Final answer:
The correct multiple choice option is 'less than par.' This is because the bond's market price would be greater than its PV due to the expected return exceeding the required return. However, given higher market interest rates, the bond would sell at a discount, thus, less than face value. The bond's market price is less than its PV.
Step-by-step explanation:
The question revolves around the valuation of a corporate coupon bond and the relationship between its market price, expected return, and required return. The bond in question has an expected return of 11 percent but a required return of 10 percent. This discrepancy between expected and required return indicates that the bond is predicted to perform better than what is demanded by the market.
Consequently, the bond's market price would be greater than its present value (PV). Given that the expected cash flow from the bond one year from now is $1,080 and considering a 12% alternative investment option, the bond's price would not exceed $964, as that is the amount needed to be invested elsewhere to yield the same future value.
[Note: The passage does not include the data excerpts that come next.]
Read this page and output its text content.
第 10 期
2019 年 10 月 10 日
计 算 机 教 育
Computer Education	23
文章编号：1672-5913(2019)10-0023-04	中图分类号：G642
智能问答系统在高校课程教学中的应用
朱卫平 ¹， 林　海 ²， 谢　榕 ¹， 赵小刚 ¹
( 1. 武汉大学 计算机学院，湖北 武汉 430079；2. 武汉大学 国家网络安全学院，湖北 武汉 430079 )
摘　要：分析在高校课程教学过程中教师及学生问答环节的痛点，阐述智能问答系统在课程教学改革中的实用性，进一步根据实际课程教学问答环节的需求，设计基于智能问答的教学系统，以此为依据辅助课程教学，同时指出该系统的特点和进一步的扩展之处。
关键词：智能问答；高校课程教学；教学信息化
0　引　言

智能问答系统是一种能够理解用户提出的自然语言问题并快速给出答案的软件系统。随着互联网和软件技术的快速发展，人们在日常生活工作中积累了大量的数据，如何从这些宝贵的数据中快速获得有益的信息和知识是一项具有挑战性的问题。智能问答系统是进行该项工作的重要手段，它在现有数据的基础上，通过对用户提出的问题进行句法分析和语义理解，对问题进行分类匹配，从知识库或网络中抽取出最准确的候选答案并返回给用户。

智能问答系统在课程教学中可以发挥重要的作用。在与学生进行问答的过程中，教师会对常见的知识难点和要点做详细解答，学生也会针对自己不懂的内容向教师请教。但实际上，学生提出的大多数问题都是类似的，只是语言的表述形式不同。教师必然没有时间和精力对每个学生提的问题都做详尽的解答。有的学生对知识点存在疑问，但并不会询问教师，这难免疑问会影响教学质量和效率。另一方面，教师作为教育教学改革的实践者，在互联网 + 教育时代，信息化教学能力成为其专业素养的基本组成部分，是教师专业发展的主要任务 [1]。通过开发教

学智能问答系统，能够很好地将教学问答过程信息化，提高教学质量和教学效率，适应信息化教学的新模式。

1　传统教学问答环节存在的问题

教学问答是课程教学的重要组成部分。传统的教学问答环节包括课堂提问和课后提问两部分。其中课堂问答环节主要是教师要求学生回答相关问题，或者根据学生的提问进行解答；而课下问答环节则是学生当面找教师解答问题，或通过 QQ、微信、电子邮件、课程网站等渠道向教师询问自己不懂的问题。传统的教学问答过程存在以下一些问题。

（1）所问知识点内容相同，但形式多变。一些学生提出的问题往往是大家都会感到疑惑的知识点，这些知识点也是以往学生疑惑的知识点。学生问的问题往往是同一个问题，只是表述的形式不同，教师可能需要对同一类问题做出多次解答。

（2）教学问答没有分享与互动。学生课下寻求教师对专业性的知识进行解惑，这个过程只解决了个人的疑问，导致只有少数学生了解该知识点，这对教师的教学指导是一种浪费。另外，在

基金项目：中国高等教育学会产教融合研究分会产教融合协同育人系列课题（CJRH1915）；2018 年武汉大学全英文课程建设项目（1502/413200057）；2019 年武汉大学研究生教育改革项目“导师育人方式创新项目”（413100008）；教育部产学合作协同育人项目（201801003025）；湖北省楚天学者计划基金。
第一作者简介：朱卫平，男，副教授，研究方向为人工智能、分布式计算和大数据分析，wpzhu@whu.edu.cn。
This assessment implies that the bond would sell for less than face value when market interest rates are higher than the bond's coupon rate.
If we see a situation where the market interest rate is higher than the bond's coupon rate, the bond's price falls below par to adjust for the higher yield demanded by investors. Such an adjustment ensures the total return reflects current market conditions. In contrast, if market rates fall below the bond's coupon rate, the bond price would increase to align the yield with the prevailing market rates. This inverse relationship between bond prices and interest rates is crucial in bond valuation.
Considering the provided information and market dynamics, the correct multiple choice option that fits this scenario is: "less than par". This is because a bond tends to trade at a discount (below its face value) when the market interest rate exceeds the bond's coupon rate.